それだけでも緊張の糸がはち切れんばかりだというのに、帝国王とバーキロンの間には六戦鬼の面々が左右に並んでいた。
左前には手前からキキョウ、ボリス、ゼノ。
一本の細い通路を挟んだところには、バッハノース、ホークゲンが立ってる。
かつてコバルトの立っていた場所──すなわちホークゲンの隣には、藍色の着物で身を包んだおかっぱの少女が佇んでいた。
バーキロンからしたら、見たこともない新顔が六戦鬼と並び立っているのに違和感を覚えた。
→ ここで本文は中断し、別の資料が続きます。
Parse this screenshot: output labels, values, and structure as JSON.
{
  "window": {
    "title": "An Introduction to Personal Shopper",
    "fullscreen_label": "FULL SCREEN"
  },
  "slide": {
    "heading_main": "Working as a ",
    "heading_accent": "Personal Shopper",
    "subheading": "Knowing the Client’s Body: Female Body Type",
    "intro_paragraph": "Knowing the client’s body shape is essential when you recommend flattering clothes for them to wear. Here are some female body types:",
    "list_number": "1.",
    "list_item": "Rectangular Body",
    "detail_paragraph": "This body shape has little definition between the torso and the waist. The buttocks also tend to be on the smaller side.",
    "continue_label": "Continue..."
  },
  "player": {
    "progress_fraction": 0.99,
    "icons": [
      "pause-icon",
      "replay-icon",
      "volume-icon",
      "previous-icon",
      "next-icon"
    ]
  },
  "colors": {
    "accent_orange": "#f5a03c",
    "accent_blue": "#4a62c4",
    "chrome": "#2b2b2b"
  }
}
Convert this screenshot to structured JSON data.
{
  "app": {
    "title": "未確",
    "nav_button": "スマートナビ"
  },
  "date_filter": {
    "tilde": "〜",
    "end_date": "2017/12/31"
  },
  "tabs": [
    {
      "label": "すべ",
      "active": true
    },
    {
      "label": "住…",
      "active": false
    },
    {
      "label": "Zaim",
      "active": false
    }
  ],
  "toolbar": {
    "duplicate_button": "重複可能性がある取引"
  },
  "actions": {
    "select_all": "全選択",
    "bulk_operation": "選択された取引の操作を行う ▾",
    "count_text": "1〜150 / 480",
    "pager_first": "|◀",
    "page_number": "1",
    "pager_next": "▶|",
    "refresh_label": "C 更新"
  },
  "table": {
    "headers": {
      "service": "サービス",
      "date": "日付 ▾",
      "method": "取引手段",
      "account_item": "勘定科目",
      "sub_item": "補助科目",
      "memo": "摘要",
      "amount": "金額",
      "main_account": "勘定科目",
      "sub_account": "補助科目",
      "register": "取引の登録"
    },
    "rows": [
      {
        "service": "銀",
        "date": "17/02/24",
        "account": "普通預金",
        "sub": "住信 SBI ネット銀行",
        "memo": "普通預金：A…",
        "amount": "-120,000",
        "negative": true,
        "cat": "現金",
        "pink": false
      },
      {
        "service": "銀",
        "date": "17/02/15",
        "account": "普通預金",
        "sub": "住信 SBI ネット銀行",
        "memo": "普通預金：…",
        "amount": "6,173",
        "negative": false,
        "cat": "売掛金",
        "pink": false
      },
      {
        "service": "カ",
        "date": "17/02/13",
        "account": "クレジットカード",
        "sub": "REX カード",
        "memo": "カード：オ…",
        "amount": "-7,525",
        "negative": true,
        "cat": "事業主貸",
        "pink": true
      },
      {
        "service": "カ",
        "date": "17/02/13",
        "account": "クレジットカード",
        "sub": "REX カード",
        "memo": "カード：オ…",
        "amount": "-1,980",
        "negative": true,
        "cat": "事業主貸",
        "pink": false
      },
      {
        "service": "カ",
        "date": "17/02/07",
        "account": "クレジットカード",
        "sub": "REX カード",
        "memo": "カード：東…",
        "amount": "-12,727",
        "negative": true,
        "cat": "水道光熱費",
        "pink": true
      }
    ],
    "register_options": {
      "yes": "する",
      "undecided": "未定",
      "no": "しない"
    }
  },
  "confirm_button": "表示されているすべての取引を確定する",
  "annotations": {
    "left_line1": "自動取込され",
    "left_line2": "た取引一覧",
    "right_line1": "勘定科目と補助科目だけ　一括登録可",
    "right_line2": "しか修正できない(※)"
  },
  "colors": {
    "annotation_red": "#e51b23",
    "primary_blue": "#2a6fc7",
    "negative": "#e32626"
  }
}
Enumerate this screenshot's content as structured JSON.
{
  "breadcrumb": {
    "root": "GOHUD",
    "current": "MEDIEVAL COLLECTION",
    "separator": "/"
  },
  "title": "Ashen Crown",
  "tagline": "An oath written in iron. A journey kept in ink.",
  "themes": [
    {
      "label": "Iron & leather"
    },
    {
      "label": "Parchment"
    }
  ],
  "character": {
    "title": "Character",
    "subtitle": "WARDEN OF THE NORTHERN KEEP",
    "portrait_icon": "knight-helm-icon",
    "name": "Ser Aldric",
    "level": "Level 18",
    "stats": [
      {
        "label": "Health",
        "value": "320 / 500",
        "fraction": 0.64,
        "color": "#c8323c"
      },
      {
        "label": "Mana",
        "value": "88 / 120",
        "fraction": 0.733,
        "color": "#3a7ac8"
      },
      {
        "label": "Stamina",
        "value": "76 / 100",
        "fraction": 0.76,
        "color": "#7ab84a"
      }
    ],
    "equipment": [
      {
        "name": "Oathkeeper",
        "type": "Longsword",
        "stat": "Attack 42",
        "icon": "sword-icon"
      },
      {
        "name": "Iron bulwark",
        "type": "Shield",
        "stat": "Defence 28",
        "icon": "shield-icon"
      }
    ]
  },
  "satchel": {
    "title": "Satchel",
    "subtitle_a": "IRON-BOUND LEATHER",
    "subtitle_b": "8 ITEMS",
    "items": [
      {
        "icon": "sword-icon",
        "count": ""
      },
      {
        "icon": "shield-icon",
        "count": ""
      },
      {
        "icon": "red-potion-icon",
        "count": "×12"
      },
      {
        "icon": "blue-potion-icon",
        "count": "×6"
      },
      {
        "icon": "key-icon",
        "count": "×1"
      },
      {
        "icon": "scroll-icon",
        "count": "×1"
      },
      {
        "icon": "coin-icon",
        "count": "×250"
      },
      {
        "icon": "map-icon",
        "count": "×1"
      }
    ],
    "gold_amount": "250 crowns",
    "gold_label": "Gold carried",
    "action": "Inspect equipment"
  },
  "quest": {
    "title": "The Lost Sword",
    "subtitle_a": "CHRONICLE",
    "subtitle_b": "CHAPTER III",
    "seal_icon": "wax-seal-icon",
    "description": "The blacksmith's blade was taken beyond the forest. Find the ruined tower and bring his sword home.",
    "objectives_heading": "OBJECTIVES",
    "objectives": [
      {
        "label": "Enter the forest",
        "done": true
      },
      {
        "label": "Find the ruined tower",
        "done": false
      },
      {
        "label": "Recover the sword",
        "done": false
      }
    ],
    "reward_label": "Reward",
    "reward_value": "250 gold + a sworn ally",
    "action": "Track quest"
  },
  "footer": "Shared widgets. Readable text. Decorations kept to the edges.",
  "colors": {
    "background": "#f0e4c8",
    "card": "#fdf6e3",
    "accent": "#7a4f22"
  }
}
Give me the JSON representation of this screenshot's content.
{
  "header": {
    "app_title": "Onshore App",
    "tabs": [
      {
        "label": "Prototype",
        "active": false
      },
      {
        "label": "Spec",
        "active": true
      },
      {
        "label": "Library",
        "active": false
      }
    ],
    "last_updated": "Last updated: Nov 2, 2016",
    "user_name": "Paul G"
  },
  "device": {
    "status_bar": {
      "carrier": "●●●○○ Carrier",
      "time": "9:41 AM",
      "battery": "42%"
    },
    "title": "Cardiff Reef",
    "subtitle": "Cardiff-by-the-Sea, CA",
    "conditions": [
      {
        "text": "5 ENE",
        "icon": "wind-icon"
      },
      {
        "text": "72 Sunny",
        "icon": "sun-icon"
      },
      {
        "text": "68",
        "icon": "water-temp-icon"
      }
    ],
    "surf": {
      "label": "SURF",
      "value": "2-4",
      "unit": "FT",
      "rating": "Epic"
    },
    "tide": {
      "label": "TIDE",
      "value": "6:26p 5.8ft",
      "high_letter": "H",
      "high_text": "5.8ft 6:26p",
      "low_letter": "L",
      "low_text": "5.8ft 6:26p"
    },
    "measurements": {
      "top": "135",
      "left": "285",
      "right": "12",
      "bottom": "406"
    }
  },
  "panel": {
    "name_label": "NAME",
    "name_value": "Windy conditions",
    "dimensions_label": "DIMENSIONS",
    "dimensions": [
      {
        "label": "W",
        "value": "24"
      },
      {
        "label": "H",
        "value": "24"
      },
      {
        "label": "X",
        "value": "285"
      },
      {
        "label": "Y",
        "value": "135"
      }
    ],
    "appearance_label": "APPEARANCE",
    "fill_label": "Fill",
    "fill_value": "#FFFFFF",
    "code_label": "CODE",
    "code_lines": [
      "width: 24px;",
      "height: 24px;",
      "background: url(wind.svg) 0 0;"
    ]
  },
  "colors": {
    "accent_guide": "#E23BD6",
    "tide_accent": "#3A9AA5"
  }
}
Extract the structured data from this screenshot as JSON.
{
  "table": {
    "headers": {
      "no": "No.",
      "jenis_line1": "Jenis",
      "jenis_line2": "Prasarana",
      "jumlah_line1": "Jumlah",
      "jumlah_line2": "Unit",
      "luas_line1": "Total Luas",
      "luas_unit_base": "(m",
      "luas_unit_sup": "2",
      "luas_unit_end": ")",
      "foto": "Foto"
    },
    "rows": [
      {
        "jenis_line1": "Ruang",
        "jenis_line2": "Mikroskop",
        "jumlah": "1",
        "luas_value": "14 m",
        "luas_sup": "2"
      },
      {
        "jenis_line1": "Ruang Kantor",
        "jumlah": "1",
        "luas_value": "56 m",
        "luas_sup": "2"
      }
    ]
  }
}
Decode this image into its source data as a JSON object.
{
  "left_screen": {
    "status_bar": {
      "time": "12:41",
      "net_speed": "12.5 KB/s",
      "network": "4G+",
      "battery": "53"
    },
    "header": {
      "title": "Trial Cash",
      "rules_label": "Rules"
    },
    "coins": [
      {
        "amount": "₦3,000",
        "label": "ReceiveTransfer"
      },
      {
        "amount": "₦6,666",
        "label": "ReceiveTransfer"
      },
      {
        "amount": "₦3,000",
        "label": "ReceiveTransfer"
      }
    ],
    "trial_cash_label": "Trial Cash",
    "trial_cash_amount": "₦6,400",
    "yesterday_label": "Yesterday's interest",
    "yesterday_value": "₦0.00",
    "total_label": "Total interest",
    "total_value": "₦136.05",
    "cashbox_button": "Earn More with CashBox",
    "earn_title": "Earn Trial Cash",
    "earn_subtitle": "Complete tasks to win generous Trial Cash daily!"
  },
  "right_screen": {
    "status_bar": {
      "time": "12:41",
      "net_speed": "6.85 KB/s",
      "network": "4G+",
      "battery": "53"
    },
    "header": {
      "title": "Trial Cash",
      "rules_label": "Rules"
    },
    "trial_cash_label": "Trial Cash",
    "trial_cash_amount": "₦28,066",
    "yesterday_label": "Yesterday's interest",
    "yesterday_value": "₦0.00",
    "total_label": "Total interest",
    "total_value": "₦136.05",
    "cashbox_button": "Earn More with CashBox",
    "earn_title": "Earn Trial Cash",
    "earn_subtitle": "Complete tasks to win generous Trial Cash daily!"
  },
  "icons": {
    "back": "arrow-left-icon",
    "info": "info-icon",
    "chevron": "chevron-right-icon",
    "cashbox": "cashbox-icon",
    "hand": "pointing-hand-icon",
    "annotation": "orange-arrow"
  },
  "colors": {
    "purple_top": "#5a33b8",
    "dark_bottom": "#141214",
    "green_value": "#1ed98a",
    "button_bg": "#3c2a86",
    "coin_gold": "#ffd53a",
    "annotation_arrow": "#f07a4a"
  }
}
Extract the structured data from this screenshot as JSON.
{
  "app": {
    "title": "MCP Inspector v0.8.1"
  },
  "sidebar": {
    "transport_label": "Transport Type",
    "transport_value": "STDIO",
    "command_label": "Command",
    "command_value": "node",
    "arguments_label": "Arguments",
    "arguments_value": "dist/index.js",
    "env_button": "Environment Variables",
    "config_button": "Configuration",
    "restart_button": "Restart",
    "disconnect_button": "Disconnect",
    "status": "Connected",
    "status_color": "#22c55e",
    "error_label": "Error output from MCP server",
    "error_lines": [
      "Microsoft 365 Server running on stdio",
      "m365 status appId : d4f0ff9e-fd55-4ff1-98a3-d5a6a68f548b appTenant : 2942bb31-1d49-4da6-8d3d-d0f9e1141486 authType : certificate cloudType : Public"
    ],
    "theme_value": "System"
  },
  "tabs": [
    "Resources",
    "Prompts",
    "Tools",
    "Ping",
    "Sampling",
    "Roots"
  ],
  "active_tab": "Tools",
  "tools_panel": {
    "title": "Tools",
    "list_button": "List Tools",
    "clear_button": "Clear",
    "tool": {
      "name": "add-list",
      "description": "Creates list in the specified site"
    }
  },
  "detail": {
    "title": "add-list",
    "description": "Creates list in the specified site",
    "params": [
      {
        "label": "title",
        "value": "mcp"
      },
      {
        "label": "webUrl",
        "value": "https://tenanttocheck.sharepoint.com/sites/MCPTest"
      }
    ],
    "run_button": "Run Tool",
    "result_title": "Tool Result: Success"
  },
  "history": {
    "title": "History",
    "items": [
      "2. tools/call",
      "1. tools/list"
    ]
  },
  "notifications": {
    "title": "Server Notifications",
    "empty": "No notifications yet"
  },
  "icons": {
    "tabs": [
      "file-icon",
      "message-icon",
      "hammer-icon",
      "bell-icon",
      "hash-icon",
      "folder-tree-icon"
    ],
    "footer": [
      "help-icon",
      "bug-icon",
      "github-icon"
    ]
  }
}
しかしながら、今はそれについて言及している余裕などない。
重々しい空気の中、ドン・サウゼハスの問いかけに答える。
「はい、証拠もこちらに用意しております」
バーキロンが手元で操作をすると、中央に立体映像が投影される。
画面にはどこかの森の中を歩いている、サセッタの集団が映っていた。
第三者目線からの盗撮ではなく、集団に入り込んでのものだった。
画面は一定のリズムで揺れ、誰かの目線から撮影されていることが伺えた。
「この映像はどこで取られたモノだ」
「オーシャン帝国内最南端に位置するマーオト区です。有名な活火山がいくつもある場所で、一般人の立ち入りは禁止されております」
「ふむ、それで?」
「これはヌチーカウニー帝国を陥落したあとに、内通者から送られてきた映像です。このすぐ後に、サセッタのアジト入り口が姿を現わします」
「……姿を現わす?」
帝国王は懐疑的な眼差しを向ける。
今流れている映像は、サセッタがただひたすら森を歩いているだけのもの。
枯れ落ち葉を踏み鳴らし、ひたすら前へ。
まだ夜が開けぬという薄暗さが、自然の不気味さをひときわ大きくしていた。
森林によくある光景、変哲も無いこの景観に本当にサセッタの本拠地があるのだろうか。
帝国王とて、今までただ指をくわえて王座に鎮座していたわけでは無い。
人工衛星を用いて包囲網を張り巡らせ、常に世界を監視していた。
サセッタが姿を確認すればすぐさま兵士を向かわせ、時には交戦になったこともあった。
しかしながら、捕虜にする寸前でわずかな隙を突かれ、煙のように消え失せるのだ。
後を追っても痕跡一つすら残らず、上空から確認しても一人の姿も、足跡一つすら見つからなかった。
その矢先のヌチーカウニー帝国の陥落。
さらに奪還に向け兵を編成していた時には、すでにシェルターが作動しており、即席の戦力では対応できないと知らされた。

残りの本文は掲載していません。